O maior desafio é a ausência
A maioria dessas mulheres compartilha uma mesma dor: a ausência. Não só da mãe que se foi, mas também do tempo que precisaram abrir mão de passar com os próprios filhos.
“Eu me arrependo de não ter tido mais tempo com meus filhos. Saía cedo, voltava à noite, só dava tempo de dormir”, desabafa Sebastiana. E deixa um recado que ecoa como um aviso delicado e firme: “Eu diria para os filhos que ainda têm mãe: cuide da sua mãe, pois a cada dia que passa você está mais próximo de ficar sem ela”.
O mesmo é sentido por Nilda, Maria e tantas outras. Mesmo assim, nenhuma delas deixa de sorrir ao falar dos filhos. Elas transformaram dificuldades em força e hoje são símbolo de esperança para suas famílias — e para o planeta.

A força feminina na reciclagem
Na Catar, são 15 famílias envolvidas e nove mães que tocam o coração da operação. O caminhão da coleta seletiva passa diariamente. O papelão é prensado e armazenado. O restante — plástico, papel, latas — é separado na triagem, com cuidado e técnica, pelas mãos dessas mulheres.

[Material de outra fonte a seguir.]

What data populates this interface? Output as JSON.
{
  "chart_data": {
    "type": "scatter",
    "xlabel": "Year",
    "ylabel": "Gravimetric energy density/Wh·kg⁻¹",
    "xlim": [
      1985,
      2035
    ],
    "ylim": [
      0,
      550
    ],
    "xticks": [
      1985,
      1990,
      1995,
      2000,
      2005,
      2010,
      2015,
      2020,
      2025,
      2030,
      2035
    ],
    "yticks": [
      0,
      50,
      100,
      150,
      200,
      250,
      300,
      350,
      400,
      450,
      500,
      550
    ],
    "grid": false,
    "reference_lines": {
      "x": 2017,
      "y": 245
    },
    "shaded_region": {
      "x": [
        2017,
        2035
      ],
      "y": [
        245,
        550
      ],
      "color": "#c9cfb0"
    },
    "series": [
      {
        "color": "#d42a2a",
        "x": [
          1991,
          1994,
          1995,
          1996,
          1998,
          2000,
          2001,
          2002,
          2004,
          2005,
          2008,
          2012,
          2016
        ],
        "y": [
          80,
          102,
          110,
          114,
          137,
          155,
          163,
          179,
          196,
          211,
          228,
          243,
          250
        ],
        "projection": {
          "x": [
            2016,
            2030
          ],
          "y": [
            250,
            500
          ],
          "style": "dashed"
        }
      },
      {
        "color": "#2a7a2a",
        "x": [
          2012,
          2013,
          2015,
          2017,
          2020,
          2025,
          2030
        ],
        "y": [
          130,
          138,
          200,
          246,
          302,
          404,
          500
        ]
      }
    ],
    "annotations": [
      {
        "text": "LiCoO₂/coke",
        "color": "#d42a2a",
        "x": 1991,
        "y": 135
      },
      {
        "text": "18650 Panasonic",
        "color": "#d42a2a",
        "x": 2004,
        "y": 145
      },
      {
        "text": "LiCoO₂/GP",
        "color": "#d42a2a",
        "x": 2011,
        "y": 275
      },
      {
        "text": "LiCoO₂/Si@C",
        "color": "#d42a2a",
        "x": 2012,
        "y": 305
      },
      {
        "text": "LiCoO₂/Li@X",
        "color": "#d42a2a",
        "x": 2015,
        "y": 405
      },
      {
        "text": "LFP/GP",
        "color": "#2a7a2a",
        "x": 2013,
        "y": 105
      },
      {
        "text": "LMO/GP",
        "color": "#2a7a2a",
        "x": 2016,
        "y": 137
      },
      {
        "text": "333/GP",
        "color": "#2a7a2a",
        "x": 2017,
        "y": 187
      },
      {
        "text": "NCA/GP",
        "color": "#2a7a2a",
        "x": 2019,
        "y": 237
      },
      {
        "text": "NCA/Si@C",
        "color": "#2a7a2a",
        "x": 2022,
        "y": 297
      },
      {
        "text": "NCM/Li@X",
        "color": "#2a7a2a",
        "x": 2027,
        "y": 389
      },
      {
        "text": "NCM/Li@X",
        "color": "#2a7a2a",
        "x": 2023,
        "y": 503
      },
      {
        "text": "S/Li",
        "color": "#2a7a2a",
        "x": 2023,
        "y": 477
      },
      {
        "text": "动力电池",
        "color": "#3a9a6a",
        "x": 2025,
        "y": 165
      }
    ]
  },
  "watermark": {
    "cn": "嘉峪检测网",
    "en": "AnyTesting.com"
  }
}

Por trás dos sacos e resíduos, estão histórias reais de quem já passou fome, já enfrentou o preconceito e a solidão. Mas que, todos os dias, escolhe levantar da cama e fazer do trabalho um ato de amor.

Para essas mulheres, o trabalho vai além da renda: é pertencimento, é resistência. É a prova de que, mesmo em uma sociedade que frequentemente invisibiliza o trabalho feminino, elas seguem firmes — com coragem.
Neste Dia das Mães, a homenagem é para elas. Que entre papéis, latas e plásticos, suas histórias deixem de ser esquecidas. Porque mãe nenhuma deveria ser invisível.